Nor in their palmy walks and spicy groves
The form benign of rural pleasure roves;
No milkmaid's song or hum of village talk
Soothes the lone poet in his evening walk;
No willing arm the flail unwearied plies
Where the mixed sounds of cheerful labour rise;
No blooming maids and frolic swains are seen
To pay gay homage to their harvest queen;
No heart-expanding scenes their eyes must prove
Of thriving industry and faithful love:
But shrieks and yells disturb the balmy air,
Dumb sullen looks of woe announce despair
And angry eyes through dusky features glare.

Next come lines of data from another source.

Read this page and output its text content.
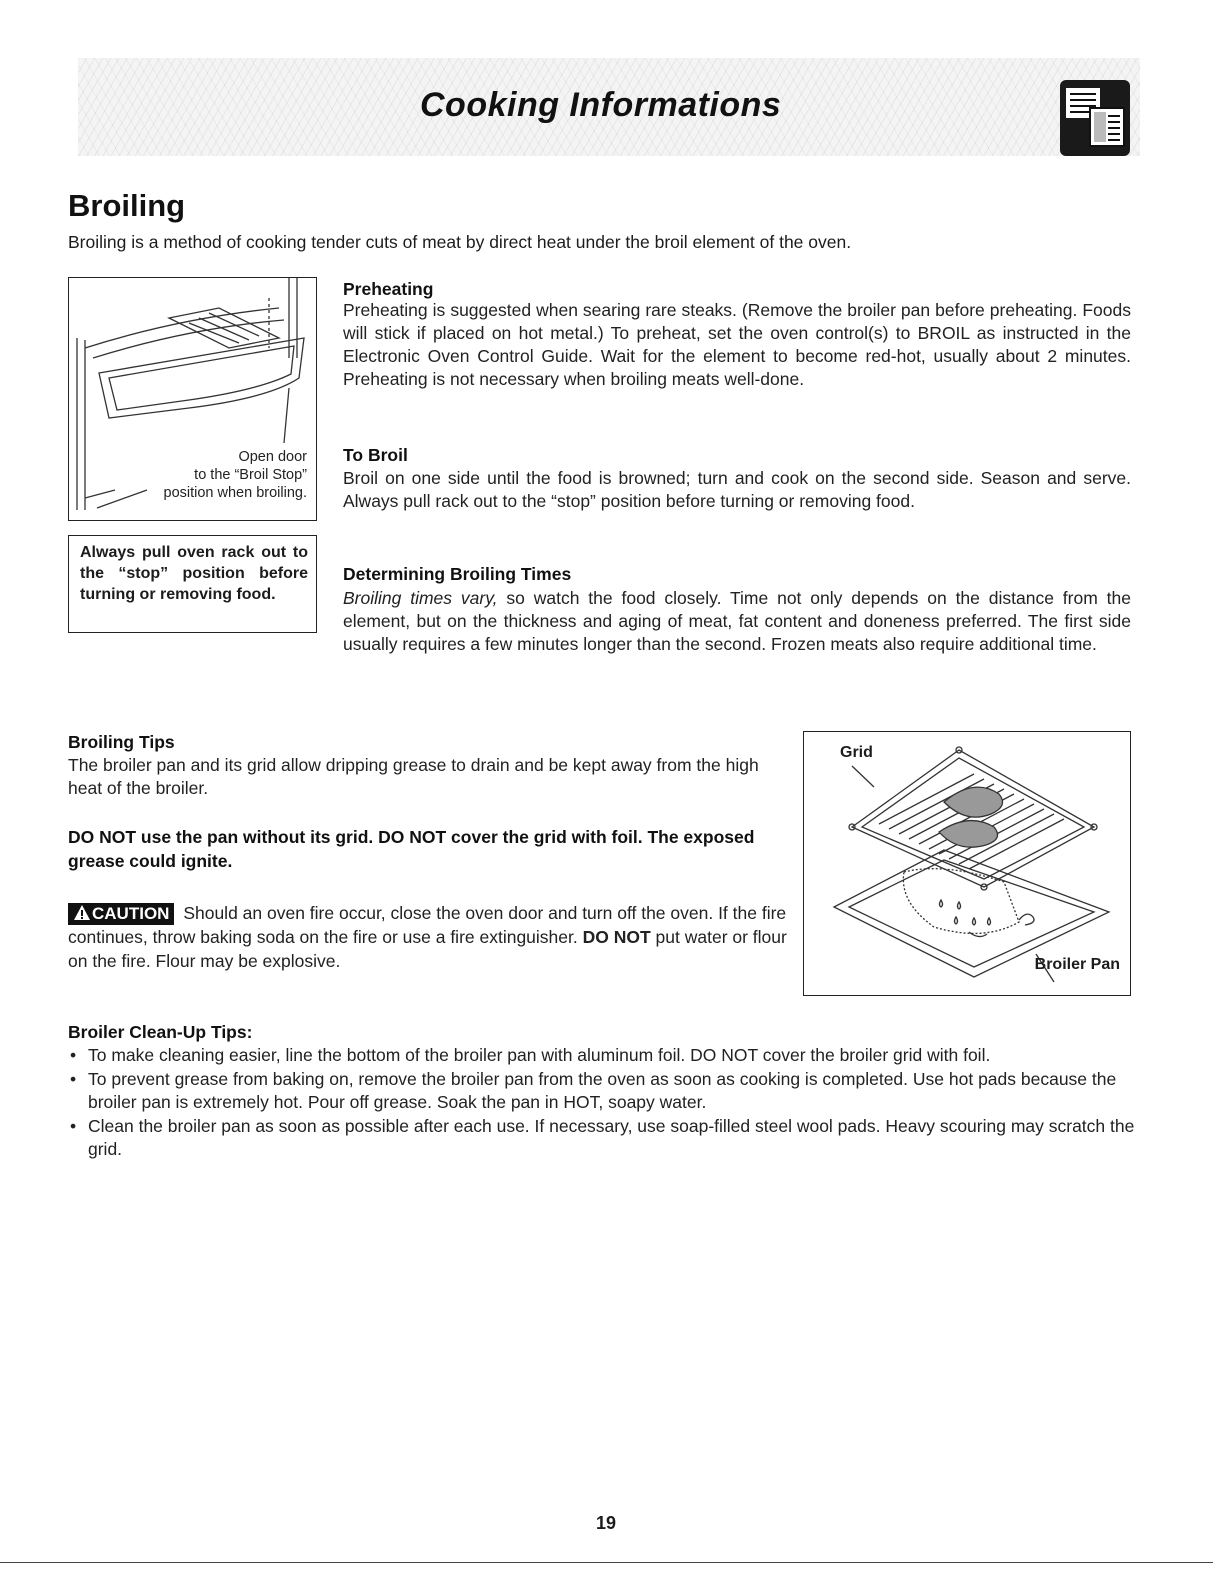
Cooking Informations
Broiling
Broiling is a method of cooking tender cuts of meat by direct heat under the broil element of the oven.
Open door
to the “Broil Stop”
position when broiling.
Always pull oven rack out to the “stop” position before turning or removing food.
Preheating
Preheating is suggested when searing rare steaks. (Remove the broiler pan before preheating. Foods will stick if placed on hot metal.) To preheat, set the oven control(s) to BROIL as instructed in the Electronic Oven Control Guide. Wait for the element to become red-hot, usually about 2 minutes. Preheating is not necessary when broiling meats well-done.
To Broil
Broil on one side until the food is browned; turn and cook on the second side. Season and serve. Always pull rack out to the “stop” position before turning or removing food.
Determining Broiling Times
Broiling times vary, so watch the food closely. Time not only depends on the distance from the element, but on the thickness and aging of meat, fat content and doneness preferred. The first side usually requires a few minutes longer than the second. Frozen meats also require additional time.
Broiling Tips
The broiler pan and its grid allow dripping grease to drain and be kept away from the high heat of the broiler.
DO NOT use the pan without its grid. DO NOT cover the grid with foil. The exposed grease could ignite.
CAUTION Should an oven fire occur, close the oven door and turn off the oven. If the fire continues, throw baking soda on the fire or use a fire extinguisher. DO NOT put water or flour on the fire. Flour may be explosive.
Grid
Broiler Pan
Broiler Clean-Up Tips:
• To make cleaning easier, line the bottom of the broiler pan with aluminum foil. DO NOT cover the broiler grid with foil.
• To prevent grease from baking on, remove the broiler pan from the oven as soon as cooking is completed. Use hot pads because the broiler pan is extremely hot. Pour off grease. Soak the pan in HOT, soapy water.
• Clean the broiler pan as soon as possible after each use. If necessary, use soap-filled steel wool pads. Heavy scouring may scratch the grid.
19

Far from the sounding lash the muses fly
And sensual riot drowns each finer joy.
Nor less from the gay east on essenced wings,
Breathing unnamed perfumes, contagion springs;
The soft luxurious plague alike pervades
The marble palaces and rural shades;
Hence thronged Augusta builds her rosy bowers
And decks in summer wreaths her smoky towers;
And hence in summer bow'rs art's costly hand
Pours courtly splendours o'er the dazzled land.
The manners melt, one undistinguished blaze
O'erwhelms the sober pomp of elder days;
Corruption follows with gigantic stride
And scarce vouchsafes his shameless front to hide;
The spreading leprosy taints ev'ry part,
Infects each limb, and sickens at the heart.
Simplicity! most dear of rural maids,
Weeping resigns her violated shades;
Stern independence from his glebe retires
And anxious freedom eyes her drooping fires;
By foreign wealth are British morals changed,
And Afric's sons, and India's, smile avenged.
For you whose tempered ardour long has borne
Untired the labour, and unmoved the scorn,
In virtue's fasti be inscribed your fame,
And uttered yours with Howard's honoured name.
Friends of the friendless — hail, ye generous band
Whose efforts yet arrest Heaven's lifted hand,
Around whose steady brows in union bright
The civic wreath and Christian's palm unite!
Your merit stands, no greater and no less,
Without or with the varnish of success;
But seek no more to break a nation's fall,
For ye have saved yourselves, and that is all.
Succeeding times your struggles, and their fate,
With mingled shame and triumph shall relate,
While faithful history in her various page,
Marking the features of this motley age,
To shed a glory, and to fix a stain,
Tells how you strove, and that you strove in vain.